Alors que la campagne électorale commence à être bien entamée désormais, certaines personnalités politiques restent encore en retrait. C'est le cas de Dominique Strauss-Kahn, mal utilisé par Ségolène Royal. C'est le cas des derniers chiraquiens, comme François Baroin, qui attendent que Jacques Chirac annonce sa décision sur une éventuelle candidature. Prétexte aussi utilisé depuis longtemps par Dominique de Villepin pour éviter de prendre position. Il y a également le cas de Jean-Louis Borloo. Le gouvernement doit travailler jusqu'au bout dit Président de la République. Le ministre de la Cohésion sociale lui suit ce mot d'ordre à la lettre, et est l'un des derniers ministres à connaître une activité toujours constante, et peu importe que la session parlementaire se soit achevée. Cela ne veut pas dire pour autant qu'il n'a pas sa place dans cette campagne, bien au contraire. A l'automne dernier, au dernier congrès du Parti Radical (qu'il co-préside avec André Rossinot le maire de Nancy), il a refusé de prendre parti en faveur de Nicolas Sarkozy, alors que sa formation politique fait partie de l'UMP. Pendant ce temps-là, François Bayrou répond, lorsqu'on lui pose la question, que Jean-Louis Borloo pourrait faire partie de ces personnalités pouvant travailler avec lui dans le cadre de son gouvernement de la gauche, du centre et de la droite.

Il est pourtant peu probable que Jean-Louis Borloo soutienne avant l'élection présidentielle François Bayrou, même s'il n'a probablement aucune hostilité envers lui, ayant été son porte-parole lors de la campagne de 2002. Mais Jean-Louis Borloo se trouve être ambitieux, par pour viser à long terme la Présidence, mais ambitieux pour son pays, pour amplifier le travail qu'il a accompli ces cinq dernières années. Cette fois-ci, il souhaite donc accéder à Matignon pour avoir les coudées plus franches quant à la mise en place des mesures qui lui sont chères. Actuellement, il dit passer ses soirées à les décrire dans un livre qui doit bientôt sortir. Elles sont la base de sa discussion avec Nicolas Sarkozy pour effectuer son ralliement à la candidature de ce dernier. Le candidat de l'UMP serait bien inspiré de profiter de l'inspiration sociale qu'apporte Jean-Louis Borloo. Et s'il est trop tôt pour penser à se distribuer les postes, Jean-Louis Borloo doit rester un premier ministre potentiel pour celui qui veut être président, en compagnie de François Fillon ou de Michèle Alliot-Marie. Ces trois premier-ministrables ont tous des sensibilités différentes de celles de Nicolas Sarkozy, et donc complémentaires. Il doit en tenir compte dans sa campagne, car le rassemblement qu'il doit opérer passe par là.

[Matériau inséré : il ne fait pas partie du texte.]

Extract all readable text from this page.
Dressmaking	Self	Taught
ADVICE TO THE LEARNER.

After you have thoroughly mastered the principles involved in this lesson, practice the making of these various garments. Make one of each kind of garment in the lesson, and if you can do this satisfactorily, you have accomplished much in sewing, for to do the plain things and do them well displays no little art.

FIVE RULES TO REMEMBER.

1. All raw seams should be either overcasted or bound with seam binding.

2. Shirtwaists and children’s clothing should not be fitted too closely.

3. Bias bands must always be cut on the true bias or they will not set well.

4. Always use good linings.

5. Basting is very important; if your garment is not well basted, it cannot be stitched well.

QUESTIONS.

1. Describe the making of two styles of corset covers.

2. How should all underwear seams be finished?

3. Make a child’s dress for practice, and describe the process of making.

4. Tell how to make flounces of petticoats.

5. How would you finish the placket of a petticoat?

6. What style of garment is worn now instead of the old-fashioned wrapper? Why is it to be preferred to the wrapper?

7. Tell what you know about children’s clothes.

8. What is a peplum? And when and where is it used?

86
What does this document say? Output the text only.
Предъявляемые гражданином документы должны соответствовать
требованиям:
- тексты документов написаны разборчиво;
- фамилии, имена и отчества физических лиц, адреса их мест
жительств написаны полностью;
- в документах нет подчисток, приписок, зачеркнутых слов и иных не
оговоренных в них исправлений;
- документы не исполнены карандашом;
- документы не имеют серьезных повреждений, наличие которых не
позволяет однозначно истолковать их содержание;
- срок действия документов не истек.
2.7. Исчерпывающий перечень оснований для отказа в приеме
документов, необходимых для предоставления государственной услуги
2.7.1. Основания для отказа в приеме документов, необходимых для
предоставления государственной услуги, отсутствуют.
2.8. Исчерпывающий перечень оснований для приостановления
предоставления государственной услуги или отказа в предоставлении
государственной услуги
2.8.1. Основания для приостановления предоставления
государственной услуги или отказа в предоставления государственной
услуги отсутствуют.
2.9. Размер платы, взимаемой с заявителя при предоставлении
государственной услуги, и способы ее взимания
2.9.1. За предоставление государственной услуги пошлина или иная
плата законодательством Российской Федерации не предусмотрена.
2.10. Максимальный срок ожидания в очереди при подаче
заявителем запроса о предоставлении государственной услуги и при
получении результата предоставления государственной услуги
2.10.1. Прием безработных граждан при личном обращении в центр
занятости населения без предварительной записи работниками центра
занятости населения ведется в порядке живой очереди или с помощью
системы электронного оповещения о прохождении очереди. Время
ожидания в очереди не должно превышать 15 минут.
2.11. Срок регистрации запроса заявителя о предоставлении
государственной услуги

En l'occurrence le soutien de Jean-Louis Borloo a un poids politique supérieur à ses propositions, alors qu'elles sont déjà fortes. Il peut être vu comme une possibilité pour Nicolas Sarkzoy d'occupper le centre, alors que François Bayrou semble occupper de plus en plus d'espace dans le paysage politique en reniant son appartenance à la droite. D'une manière générale, Nicolas Sarkozy a plusieurs cartes centristes à jouer, car une bonne partie des membres de l'UMP sont justement d'inspiration centriste, et sont autant démocrates-chrétiens que le candidat de l'UDF. Ils doivent pouvoir s'exprimer fortement pendant cette campagne. Il peut aussi compter sur le soutien de Simone Veil, femme politique estimée de tous, et dont la parole a d'autant plus de poids qu'elle est rare (car elle était soumise au devoir de réserve en étant au Conseil Constitutionnel) et réflechie. Les accomplissements de celle-ci dans les gouvernements et au niveau européen, et sa force de conviction peuvent être très utiles au candidat, pour orienter son propre discours, et pour convaincre des indécis. Et pour le cas particulier de Jean-Louis Borloo, on peut sourire en pensant que le Parti Radical pourrait avoir de nouveau le rôle de faiseur de roi, ou plutôt de majorité, rôle qui lui était dévolu dans les IIIème et IVème République.